Commentary: New progress index pits wealth vs. well-being

By Jim Pettit

Change Maryland

Here is the official tagline of a little-noticed new Maryland state government program called the Genuine Progress Indicator: “Wealth vs. Well-Being — How Do We Measure Prosperity?”

State government decided to pit wealth against well-being.  It could have said wealth and well-being because to most people these aren’t mutually exclusive attributes.  But to state government it’s “versus.”

Therein lies the entire false premise and false choice of the Genuine Progress Indicator, or GPI.

Governor hosted summit under the radar

Governor Martin O’Malley recently hosted an Annapolis summit for advocates of the burgeoning GPI movement. The national forum received scant media attention and the issue itself has largely been under the radar of most mainstream media outlets. This is an ambitious attempt to redefine economic progress in America and should not be under the radar any longer.

The web-based Maryland GPI initiative, implemented in the executive branch of Maryland state government since 2010, is among the forefront of states implementing this effort thus far. In addition to Maryland, Oregon is exploring the GPI program.  Vermont Gov. Peter Shumlin signed GPI legislation into law this spring.
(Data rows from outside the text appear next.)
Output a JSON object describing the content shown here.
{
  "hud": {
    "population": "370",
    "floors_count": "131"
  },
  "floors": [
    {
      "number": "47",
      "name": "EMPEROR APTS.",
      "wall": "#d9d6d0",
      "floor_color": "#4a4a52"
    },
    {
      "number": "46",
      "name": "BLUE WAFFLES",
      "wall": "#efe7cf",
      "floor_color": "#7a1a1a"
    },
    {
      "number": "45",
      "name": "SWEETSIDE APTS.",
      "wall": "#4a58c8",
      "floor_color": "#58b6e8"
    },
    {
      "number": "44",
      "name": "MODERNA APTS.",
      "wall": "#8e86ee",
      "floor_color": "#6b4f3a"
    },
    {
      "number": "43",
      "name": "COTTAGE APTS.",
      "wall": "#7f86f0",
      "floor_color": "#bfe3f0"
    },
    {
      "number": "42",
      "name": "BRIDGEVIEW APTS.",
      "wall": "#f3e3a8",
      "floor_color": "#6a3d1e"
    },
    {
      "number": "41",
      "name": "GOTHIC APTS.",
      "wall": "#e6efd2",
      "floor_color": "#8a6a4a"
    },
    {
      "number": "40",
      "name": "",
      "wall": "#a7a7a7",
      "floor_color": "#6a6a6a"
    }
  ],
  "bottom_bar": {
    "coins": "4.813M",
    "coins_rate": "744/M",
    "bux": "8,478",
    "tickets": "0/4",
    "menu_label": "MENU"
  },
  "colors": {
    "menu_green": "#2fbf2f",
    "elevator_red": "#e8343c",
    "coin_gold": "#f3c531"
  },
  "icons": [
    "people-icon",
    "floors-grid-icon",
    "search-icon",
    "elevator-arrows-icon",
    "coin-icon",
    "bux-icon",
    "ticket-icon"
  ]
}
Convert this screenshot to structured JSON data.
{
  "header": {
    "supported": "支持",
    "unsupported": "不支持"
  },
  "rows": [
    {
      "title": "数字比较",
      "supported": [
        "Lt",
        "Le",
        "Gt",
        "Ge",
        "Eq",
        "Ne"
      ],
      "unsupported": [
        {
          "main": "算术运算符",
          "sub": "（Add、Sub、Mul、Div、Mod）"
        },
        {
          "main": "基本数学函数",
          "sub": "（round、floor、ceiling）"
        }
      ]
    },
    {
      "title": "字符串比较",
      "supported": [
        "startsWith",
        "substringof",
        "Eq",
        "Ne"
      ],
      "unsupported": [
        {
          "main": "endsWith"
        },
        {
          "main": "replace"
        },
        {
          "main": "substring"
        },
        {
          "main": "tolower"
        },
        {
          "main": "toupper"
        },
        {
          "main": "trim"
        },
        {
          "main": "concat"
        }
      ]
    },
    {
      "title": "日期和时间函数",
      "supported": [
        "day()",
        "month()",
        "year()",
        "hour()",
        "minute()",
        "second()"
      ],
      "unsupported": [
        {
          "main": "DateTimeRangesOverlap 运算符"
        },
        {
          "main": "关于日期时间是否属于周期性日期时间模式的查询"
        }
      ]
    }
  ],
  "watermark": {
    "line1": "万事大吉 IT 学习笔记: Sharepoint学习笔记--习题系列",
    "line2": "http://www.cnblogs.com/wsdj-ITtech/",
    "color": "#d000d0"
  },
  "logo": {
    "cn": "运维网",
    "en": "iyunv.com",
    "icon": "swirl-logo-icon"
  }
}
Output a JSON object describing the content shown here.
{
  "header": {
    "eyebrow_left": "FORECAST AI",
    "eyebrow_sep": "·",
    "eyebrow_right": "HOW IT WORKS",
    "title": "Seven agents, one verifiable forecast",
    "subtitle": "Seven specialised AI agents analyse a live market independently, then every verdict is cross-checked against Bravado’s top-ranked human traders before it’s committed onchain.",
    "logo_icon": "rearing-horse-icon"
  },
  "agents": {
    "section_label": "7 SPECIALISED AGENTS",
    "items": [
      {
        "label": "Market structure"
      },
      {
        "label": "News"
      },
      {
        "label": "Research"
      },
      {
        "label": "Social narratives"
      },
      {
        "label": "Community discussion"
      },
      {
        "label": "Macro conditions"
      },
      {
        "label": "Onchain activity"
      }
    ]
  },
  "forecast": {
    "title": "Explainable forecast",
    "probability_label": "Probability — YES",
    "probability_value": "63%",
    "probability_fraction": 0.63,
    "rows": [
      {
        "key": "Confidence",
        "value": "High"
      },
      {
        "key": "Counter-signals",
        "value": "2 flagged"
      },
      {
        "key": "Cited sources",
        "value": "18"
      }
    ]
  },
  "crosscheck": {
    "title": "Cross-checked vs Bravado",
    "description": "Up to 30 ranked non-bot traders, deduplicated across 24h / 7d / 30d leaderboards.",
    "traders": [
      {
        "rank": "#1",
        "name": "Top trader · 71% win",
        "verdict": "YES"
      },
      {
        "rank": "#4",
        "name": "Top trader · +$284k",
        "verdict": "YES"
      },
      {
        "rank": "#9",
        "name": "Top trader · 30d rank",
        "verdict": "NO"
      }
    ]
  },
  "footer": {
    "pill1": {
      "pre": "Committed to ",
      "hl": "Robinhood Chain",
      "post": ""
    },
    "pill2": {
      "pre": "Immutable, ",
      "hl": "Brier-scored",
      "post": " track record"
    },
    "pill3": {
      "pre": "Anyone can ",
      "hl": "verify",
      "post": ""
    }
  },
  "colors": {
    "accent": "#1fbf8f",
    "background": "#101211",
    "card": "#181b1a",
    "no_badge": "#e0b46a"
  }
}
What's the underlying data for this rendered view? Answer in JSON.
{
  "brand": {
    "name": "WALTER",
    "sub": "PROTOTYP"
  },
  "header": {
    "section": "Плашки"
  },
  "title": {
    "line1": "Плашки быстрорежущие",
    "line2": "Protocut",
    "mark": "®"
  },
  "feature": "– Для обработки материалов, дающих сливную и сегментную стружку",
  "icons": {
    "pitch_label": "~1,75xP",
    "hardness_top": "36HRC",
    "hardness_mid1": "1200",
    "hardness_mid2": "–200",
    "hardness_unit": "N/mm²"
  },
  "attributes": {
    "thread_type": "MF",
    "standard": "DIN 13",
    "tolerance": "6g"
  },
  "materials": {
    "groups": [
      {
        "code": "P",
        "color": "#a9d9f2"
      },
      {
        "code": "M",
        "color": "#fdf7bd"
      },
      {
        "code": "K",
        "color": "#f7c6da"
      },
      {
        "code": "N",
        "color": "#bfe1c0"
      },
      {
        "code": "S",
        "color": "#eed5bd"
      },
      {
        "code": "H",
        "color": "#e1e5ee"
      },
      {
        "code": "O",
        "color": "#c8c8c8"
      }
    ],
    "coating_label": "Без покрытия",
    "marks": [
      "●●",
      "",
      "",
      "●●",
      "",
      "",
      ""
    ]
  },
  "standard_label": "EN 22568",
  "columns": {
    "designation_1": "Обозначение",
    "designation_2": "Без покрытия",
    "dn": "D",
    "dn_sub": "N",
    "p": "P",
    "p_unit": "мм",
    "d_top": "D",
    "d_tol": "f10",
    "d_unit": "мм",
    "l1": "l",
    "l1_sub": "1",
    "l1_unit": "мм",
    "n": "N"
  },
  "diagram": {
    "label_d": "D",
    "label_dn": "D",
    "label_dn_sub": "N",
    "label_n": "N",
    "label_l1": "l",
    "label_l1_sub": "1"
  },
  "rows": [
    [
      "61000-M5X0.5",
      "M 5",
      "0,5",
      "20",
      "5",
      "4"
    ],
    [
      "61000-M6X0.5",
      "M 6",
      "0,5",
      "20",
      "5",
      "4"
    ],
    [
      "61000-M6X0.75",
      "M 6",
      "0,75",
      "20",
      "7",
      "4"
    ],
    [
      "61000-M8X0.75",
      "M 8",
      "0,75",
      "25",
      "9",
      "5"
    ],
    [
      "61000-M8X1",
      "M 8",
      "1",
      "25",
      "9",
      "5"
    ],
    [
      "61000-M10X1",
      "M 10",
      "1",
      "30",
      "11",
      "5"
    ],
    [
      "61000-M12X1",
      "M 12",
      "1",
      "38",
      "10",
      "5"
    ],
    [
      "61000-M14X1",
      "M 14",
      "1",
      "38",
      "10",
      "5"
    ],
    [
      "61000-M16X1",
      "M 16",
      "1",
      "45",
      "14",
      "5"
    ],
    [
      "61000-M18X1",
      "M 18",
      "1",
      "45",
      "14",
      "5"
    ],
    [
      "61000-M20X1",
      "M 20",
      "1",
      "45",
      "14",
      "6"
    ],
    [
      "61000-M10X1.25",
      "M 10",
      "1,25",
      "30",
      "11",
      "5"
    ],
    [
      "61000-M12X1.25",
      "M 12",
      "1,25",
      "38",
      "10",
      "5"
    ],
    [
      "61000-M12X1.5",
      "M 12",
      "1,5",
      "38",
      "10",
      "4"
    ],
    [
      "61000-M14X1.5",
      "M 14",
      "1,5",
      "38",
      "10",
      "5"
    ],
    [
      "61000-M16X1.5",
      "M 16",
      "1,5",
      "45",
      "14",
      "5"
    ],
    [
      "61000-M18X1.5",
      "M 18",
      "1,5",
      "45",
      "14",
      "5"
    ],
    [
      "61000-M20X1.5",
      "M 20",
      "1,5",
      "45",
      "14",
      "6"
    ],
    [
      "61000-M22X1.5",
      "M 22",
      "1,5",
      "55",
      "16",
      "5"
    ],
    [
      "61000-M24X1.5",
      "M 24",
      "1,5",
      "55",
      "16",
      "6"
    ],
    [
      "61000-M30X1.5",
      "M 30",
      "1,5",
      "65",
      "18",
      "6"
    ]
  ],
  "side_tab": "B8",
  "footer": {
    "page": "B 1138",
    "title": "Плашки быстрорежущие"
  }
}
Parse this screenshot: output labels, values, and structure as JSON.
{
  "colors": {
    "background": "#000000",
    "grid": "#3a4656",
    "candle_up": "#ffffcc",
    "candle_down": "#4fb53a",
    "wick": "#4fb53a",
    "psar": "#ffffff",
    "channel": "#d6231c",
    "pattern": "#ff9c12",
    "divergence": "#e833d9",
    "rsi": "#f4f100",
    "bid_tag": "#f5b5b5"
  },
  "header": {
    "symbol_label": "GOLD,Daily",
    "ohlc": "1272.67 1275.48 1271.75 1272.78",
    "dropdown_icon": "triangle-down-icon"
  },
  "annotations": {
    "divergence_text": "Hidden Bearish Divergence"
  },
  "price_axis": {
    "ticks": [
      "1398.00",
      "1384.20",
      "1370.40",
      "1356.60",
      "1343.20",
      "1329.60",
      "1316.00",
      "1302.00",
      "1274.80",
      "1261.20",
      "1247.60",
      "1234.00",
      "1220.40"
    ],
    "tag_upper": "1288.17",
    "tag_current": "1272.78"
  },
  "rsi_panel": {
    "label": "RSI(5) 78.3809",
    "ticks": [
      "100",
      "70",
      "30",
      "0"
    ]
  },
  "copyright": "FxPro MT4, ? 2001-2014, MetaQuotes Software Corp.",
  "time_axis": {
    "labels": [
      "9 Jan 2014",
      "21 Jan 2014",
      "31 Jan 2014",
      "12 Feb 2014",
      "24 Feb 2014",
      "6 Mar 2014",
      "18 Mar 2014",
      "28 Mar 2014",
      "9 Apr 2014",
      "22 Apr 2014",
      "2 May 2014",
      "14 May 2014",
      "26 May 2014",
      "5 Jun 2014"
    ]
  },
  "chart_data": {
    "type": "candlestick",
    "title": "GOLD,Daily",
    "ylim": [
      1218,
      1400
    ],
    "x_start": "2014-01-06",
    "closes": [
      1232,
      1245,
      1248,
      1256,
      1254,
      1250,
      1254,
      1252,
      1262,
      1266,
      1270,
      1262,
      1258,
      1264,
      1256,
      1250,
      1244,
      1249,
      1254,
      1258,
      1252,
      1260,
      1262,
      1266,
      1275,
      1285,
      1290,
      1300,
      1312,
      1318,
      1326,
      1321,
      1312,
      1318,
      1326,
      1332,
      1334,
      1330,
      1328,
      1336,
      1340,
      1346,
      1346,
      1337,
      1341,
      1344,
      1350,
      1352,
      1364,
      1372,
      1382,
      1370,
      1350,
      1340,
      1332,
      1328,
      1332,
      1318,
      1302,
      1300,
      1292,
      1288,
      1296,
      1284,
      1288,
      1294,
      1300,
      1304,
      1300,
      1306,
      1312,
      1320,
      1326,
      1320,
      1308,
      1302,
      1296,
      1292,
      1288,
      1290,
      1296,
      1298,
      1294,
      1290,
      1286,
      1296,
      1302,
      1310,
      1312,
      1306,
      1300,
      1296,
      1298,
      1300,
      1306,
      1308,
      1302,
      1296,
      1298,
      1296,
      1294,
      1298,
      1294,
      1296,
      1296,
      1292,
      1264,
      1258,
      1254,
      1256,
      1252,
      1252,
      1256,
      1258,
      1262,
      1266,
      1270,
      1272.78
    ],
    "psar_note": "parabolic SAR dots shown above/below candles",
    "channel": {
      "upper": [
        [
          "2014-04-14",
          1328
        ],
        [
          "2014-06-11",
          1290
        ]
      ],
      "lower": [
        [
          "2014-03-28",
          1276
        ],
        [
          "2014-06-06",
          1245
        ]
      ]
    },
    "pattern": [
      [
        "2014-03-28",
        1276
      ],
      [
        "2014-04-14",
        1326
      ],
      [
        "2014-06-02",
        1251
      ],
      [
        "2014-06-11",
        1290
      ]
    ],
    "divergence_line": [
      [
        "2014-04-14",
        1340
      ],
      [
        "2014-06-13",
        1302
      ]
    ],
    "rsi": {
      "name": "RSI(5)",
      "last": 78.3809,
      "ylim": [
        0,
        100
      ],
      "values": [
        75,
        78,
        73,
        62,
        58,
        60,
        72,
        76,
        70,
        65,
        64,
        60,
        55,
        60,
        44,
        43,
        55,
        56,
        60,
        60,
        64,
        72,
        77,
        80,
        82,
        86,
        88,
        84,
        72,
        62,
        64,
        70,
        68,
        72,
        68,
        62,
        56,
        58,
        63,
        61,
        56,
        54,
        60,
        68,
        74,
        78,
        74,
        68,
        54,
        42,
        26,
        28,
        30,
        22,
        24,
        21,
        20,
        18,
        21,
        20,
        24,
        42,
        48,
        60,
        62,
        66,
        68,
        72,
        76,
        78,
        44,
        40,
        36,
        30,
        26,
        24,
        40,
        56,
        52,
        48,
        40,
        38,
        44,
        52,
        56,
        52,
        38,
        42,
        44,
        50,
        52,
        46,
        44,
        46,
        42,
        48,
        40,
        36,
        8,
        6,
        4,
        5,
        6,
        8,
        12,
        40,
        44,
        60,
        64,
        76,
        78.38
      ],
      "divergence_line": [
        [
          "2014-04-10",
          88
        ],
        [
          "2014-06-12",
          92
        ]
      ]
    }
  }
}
Positioned as an alternative to traditional federal government statistics, such as the gross state product, this new government performance metric is applying new and arbitrary criteria that other government bureaucrats deem as environmental and social costs that accrue from prosperity. Economic, environmental and social “indicators” then attempt to deduct or add various scenarios that occur with everyday life to state-government planning models.  For example, deducted would be a wide range of wildly-subjective indicators such as noise pollution and income inequality.

Subjective measurements ran from absurd to lunatic

It’s hard to see where this ends.  The subjective nature of what is to be measured ranges from absurdity to lunacy.

In the case of noise pollution, presumably this would mean that the government should measure the decibel levels of fire truck sirens and place that in the liability column of the states Genuine Progress Indicator.

As for income inequality, the Maryland GPI states that, if a society becomes too unequal, if more and more wealth is concentrated in the hands of only a few, it will lead to rising tensions, feelings of injustice, and other socio-economic challenges.  Unknown is what too unequal means much less how the government is supposed to reduce personal tensions arising from income disparities.

Maryland’s new performance metric also contains a number of meaningless platitudes.  For example state government tells us that, “Marylanders’ social well-being is reduced when the underemployed are not working to their full potential by consequential negative feelings and actions, such as frustration and substance abuse.”

Papering over proven statistical measures

Another troubling aspect of this new program is the possibility that it will be used to simply paper over economic statistics the administration dislikes.  Under O’Malley, Maryland is falling further and further behind competitors in the region and across the country according to legitimate organizations, and objective, accepted and proven measures.

Maryland has lost 6,500 businesses and 31,000 members of taxpayer households between 2007 and 2010, which puts Maryland at or near the bottom of the region.  The loss of 36,000 jobs since 2007 also cements Maryland’s place as a regional laggard in economic performance.  These numbers come from the U.S. Census Bureau, the IRS and the Department of Labor, respectively.  But they are not part of the Genuine Progress Indicator.  This is an effort to throw out real economic reports and adopt a radical propaganda campaign inspired by the failed model of central economic planning.

Nationally, the GPI agenda is pushed by groups such as New York-based Demos, a liberal public policy non-profit that describes itself as dedicated to “empowering the public sector” and that advocates “re-thinking American capitalism as it exists today.”

GPI is also pushed by a cadre of left-wing university professors who say that people just need food and shelter for happiness, economies do not need to grow, individuals are interchangeable with one another and that corporations will collapse.

Maryland’s well-being will be greatly enhanced when we stop losing businesses, jobs and our tax base. It’s absolutely ridiculous that accepted measures such as IRS tax migration data are ignored and this radical left-wing nonsense is what the state wants to use to measure its lack of progress.

If the administration truly wants to measure something that matters, they can start by determining why 31,000 members of taxpayer households vanished from the state.  A growing tax base is a reliable indicator of both wealth and well-being and so are the other traditional economic metrics our society has relied on for decades.

Jim Pettit is policy and communications Director for Change Maryland. Founded by former Secretary Larry Hogan, Change Maryland is a grassroots organization with 23,000 members.